The Story
Why it exists.
The beginning
Aurum belongs to the Santa Maria Maggiore collection, a group of fragrances named for one of Rome's four Papal Basilicas. The Basilica di Santa Maria Maggiore houses the relic of the Holy Cradle and is known for its golden mosaics depicting the journey of the Magi, the mystery of the Nativity rendered in gold leaf and stone. Bosetti Tonatto drew directly from that imagery. Incense and myrrh, the two oldest aromatic materials in Western ritual, became the structural heart of the composition. Not as metaphor. As architecture. The scent translates the atmosphere of that sacred space into something wearable: warm, resinous, contemplative, anchored in gold.

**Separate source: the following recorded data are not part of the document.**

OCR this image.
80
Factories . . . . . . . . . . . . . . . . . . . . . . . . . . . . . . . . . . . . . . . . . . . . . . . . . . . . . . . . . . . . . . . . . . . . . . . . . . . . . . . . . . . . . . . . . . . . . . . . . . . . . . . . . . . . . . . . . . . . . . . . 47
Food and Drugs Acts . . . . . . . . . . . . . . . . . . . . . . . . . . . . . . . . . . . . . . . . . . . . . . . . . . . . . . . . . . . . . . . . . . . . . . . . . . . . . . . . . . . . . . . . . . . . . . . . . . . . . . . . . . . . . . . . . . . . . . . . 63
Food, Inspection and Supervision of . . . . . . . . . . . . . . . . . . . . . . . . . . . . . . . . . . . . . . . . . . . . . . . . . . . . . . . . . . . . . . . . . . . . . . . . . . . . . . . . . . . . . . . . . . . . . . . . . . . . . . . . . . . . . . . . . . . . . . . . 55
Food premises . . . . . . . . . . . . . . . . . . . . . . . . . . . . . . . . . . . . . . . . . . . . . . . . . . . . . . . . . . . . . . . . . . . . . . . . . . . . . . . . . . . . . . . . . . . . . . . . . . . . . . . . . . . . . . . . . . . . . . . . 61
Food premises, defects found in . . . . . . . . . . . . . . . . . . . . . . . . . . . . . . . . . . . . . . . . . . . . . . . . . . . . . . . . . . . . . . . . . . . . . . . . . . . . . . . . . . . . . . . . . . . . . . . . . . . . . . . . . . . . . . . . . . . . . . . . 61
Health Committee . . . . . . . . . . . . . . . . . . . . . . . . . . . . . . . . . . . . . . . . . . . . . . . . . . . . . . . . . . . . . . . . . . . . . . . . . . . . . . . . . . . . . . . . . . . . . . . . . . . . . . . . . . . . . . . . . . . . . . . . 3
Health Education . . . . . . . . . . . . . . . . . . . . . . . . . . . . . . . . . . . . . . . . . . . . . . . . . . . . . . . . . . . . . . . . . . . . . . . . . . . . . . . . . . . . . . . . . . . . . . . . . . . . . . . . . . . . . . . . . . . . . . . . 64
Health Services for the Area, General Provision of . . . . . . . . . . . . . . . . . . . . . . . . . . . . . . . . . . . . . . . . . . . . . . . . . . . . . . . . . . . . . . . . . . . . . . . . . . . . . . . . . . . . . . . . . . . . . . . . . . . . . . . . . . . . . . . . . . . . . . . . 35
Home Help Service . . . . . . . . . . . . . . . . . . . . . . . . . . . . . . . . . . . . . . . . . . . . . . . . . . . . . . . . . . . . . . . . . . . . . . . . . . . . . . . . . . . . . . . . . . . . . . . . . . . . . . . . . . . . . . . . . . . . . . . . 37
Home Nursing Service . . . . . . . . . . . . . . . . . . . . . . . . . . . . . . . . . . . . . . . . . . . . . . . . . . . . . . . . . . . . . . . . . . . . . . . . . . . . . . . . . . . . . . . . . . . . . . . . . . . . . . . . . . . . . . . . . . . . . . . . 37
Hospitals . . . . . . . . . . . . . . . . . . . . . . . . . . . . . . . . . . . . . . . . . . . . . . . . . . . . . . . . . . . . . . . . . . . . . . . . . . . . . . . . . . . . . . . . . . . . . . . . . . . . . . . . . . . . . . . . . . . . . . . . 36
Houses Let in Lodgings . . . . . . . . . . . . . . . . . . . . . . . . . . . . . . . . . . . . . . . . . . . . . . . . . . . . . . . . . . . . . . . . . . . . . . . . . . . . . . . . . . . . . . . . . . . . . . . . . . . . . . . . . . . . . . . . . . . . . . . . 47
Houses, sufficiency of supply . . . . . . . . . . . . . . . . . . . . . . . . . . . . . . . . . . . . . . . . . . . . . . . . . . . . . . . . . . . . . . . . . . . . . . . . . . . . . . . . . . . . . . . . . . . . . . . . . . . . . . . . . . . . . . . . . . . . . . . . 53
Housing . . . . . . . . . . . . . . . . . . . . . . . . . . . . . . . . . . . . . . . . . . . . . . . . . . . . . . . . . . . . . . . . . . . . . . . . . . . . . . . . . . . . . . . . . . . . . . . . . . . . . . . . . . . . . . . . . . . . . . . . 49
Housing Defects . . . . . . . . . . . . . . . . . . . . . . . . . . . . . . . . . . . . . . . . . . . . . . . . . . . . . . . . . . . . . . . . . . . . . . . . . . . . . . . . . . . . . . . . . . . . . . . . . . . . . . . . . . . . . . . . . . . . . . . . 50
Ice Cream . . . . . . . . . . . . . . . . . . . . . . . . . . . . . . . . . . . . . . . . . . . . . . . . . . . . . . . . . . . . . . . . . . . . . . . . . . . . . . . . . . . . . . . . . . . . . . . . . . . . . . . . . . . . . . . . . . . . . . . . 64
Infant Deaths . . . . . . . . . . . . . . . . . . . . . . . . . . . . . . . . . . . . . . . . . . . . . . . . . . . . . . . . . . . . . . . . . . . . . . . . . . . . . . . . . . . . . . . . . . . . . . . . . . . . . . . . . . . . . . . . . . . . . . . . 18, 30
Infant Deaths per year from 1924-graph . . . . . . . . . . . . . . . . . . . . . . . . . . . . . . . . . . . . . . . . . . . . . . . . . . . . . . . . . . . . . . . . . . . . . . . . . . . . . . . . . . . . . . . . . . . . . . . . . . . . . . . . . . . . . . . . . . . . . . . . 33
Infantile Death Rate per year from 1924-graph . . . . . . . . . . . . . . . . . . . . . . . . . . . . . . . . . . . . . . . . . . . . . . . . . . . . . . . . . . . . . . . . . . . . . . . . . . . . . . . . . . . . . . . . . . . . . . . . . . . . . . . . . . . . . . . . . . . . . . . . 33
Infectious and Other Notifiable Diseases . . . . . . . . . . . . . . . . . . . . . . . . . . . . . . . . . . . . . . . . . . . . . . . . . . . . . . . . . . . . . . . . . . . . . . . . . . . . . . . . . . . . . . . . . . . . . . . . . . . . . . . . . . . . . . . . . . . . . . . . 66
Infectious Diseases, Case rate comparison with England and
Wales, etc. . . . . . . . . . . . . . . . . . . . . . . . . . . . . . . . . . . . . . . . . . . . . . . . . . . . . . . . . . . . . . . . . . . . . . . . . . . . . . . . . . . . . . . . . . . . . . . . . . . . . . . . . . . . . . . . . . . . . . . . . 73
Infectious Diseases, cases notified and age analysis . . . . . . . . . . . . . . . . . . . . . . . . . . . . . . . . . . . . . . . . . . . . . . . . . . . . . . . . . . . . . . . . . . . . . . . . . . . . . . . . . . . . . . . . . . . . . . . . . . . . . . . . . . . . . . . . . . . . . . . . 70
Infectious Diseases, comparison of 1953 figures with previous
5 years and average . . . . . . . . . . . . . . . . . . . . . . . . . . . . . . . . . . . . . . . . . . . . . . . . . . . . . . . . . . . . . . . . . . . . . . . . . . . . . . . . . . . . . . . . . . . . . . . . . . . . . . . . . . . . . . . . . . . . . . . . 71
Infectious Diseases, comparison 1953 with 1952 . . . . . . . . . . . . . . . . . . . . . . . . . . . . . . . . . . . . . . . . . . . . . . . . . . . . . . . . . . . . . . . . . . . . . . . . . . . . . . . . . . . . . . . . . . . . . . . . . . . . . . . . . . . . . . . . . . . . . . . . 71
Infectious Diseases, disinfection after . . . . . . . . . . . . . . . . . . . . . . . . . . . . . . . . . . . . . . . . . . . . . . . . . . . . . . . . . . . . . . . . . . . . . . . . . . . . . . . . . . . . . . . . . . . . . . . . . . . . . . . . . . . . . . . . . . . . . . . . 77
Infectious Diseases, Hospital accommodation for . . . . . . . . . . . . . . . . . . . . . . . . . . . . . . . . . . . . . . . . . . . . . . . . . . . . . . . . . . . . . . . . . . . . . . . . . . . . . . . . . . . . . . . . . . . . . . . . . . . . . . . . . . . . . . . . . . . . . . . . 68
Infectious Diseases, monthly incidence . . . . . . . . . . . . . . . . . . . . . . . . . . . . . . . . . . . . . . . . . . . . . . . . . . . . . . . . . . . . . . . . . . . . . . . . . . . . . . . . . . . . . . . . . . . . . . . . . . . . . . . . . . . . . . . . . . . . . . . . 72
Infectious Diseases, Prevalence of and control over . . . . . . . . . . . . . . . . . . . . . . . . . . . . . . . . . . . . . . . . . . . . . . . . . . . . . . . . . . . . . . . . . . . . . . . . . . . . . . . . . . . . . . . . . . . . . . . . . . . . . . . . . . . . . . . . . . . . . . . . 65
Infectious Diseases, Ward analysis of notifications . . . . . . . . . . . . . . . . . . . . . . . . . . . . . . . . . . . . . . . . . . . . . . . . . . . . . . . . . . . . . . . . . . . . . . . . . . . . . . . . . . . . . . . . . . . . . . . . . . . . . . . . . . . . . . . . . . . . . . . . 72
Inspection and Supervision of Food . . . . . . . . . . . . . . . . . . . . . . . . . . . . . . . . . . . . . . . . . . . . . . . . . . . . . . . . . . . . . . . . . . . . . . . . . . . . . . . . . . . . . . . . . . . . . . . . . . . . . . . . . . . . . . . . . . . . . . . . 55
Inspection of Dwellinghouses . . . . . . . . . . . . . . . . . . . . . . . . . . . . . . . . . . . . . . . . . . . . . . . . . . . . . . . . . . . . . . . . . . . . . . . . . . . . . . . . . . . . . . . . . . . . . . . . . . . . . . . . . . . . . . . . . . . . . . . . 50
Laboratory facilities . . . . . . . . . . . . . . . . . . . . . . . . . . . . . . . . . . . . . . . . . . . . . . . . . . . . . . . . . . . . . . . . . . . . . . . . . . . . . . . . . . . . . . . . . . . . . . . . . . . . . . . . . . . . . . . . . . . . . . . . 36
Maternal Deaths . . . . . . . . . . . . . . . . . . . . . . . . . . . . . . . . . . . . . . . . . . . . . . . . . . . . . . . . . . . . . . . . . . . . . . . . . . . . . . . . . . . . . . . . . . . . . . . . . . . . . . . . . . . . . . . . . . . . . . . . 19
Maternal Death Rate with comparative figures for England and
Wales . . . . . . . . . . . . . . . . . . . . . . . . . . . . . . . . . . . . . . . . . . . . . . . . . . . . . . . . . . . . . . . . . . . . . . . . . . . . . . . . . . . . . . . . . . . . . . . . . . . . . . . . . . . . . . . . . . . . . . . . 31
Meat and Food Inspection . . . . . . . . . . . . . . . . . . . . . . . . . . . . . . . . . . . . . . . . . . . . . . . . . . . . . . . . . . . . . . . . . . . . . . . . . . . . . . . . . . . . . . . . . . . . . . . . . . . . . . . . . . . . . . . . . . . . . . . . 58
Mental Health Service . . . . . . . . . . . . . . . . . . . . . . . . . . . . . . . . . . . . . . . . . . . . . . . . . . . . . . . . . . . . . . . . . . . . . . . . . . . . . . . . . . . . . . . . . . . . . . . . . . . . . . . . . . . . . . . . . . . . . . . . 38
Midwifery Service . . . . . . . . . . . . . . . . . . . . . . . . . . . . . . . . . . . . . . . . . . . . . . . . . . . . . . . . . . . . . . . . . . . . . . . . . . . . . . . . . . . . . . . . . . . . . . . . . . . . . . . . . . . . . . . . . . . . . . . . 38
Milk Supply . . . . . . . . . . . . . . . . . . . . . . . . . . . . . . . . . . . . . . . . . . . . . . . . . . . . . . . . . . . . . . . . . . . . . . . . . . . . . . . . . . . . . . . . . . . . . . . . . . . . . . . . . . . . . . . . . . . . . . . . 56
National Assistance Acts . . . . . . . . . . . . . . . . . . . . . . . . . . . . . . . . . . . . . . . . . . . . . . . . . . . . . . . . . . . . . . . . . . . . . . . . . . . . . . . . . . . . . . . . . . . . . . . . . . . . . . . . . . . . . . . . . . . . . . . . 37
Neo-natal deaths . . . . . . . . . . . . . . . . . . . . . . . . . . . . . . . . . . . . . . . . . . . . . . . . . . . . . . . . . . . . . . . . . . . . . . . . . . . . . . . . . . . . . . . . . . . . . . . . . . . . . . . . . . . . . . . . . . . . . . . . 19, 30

Incense and myrrh together is a structurally simple pairing. That simplicity is the point. When two materials carry this much weight, they need room to breathe, to reveal themselves fully without competition. No bright citrus to open. No flashy floral heart. Just smoke, resin, warmth, and time. The result is a fragrance that reads as ancient without smelling dated, because the execution belongs to a modern Roman perfumer who understands exactly how much of each material the composition needs.
The evolution
The opening arrives with quiet authority. Incense smoke curls upward, cool and mineral, before settling into a warmer register where myrrh begins to deepen and sweeten. The amber accord builds in the background, adding a resinous warmth that makes the whole composition feel skin-close rather than theatrical. By the heart phase, the two materials have become inseparable, smoke warming against resin, each amplifying the other. The drydown is the tell: myrrh lingers longest, a faintly sweet, almost balsamic warmth that stays close to the skin for hours after the smoke has softened into memory.
Cultural impact
Aurum draws from an ancient tradition of resin burning that spans centuries of spiritual practice. Incense and myrrh have been central to religious ceremonies across multiple cultures, from Egyptian temple rites to Roman Catholic liturgies. The fragrance channels this heritage into a modern composition, connecting wearers to ritual practices that predate modern perfumery by millennia. Saffron adds a precious, trade-route dimension, referencing the ancient exchanges between East and West that brought luxury materials across continents.